Which only made it worse.

And unless his eyes deceived him, she was carrying a reticule large enough to hold a small novel—or, more likely, a selection of scathing observations she planned to immortalize in ink the moment she got home.

He did not care for the effect.

He especially did not care that he had noticed.

She did not look his way. Of course not. That would have meant something . And Elizabeth Bennet was far too clever to give anything away she did not wish him to see. Which only made him want to see more.

Her attention was fixed on the far side of the ballroom, her expression still thoughtful—still faintly entertained—as her gaze moved past the musicians, the doors, the faces.

Not searching. Not expectant.

Just… waiting.

And that made it worse. If she were scanning the room for Wickham, at least then her loyalties would be visible, predictable. Instead, she looked content to let the evening come to her—as if she already knew its outcome and was only indulging its delays.

Where was Wickham?

The question had not left his mind for days. The night seemed perfectly arranged to test his composure: Wickham should have appeared by now, all flashing teeth and polished lies, just in time to steal Elizabeth’s attention before Darcy could finish convincing himself he did not care.

But he had not appeared. Denny had mentioned “militia business.” Darcy was inclined to believe nothing that passed through that particular channel.

Darcy had braced for it. Wickham's arrival should have been the match. The explosion. Instead—nothing. And that silence was its own kind of threat. Because Wickham never vanished. He waited. He chose his moments. He studied the board.

And Elizabeth had always been too generous with her trust.

Perhaps Wickham had thought better of coming, employing discretion for once in his life. Perhaps he had slipped away, knowing what would come if Darcy finally snapped.

Perhaps he had finally run out of luck.

And yet, half the women in the room were already whispering about his absence. “So handsome,” one said behind her fan. “So gallant,” said another. “I do hope he is well.”

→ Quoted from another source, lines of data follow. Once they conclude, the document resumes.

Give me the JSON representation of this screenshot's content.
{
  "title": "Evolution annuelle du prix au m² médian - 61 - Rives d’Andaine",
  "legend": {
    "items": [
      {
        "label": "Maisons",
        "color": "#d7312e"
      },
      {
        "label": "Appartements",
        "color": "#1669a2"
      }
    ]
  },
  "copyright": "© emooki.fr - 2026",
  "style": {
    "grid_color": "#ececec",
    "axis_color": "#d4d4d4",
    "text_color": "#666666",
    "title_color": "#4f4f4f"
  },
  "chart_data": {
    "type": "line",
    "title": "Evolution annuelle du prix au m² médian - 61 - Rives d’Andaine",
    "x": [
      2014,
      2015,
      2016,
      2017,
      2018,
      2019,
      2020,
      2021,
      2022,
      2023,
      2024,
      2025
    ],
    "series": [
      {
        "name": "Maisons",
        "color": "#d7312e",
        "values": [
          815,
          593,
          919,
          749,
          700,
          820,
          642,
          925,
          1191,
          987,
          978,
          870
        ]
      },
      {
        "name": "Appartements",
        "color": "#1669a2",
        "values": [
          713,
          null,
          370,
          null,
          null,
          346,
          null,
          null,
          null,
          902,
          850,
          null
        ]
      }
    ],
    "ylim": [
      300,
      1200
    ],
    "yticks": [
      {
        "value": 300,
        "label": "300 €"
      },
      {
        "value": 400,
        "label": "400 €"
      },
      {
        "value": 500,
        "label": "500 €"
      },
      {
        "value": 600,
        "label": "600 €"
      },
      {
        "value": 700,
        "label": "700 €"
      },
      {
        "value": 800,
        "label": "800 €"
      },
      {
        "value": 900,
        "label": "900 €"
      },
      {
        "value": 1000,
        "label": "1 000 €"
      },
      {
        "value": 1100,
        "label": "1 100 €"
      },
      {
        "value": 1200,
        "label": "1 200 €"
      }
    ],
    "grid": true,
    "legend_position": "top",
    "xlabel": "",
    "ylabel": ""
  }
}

Darcy resisted the urge to find something glass and hurl it into the fireplace.

Caroline Bingley appeared beside him with the timing and accuracy of a trained hawk. Her gown was flame-colored—did she own another shade?—and she was already speaking before he looked at her.

“You must dance the first with me, of course,” Miss Bingley said, appearing at his elbow with an effortless smile. “As hostess, I cannot lead the set alone. And Charles is already besotted—he has promised his to Miss Bennet.”

Darcy only nodded.

She waited half a breath, then added lightly, “Unless you mean to offend half the room by refusing? I should hate to see such a promising evening begin in scandal.”

He gave her a sidelong glance. She met it with impeccable serenity.

And that was that.

She slipped her hand into the crook of his arm. Her perfume coiled too close. Her grip feathered against his sleeve with all the delicacy of possession. And Darcy, mute like always, stood beside her like a statue—one carved out of spite and dressed for dinner.

“Do try to enjoy yourself,” she said sweetly as the music began. “And remember—if the young ladies grow tiresome, you may always rely on me for conversation that does not require translation.”

Darcy looked across the room as he was verily dragged away.

Elizabeth was laughing at something her sister had whispered, her posture relaxed, her eyes lit with the kind of ease that did not belong in a room like this. She had not looked at him once.

He stepped onto the floor with Miss Bingley on his arm, every line of his posture perfect, every word unspoken.

And all he could think was that he was dancing with the wrong woman.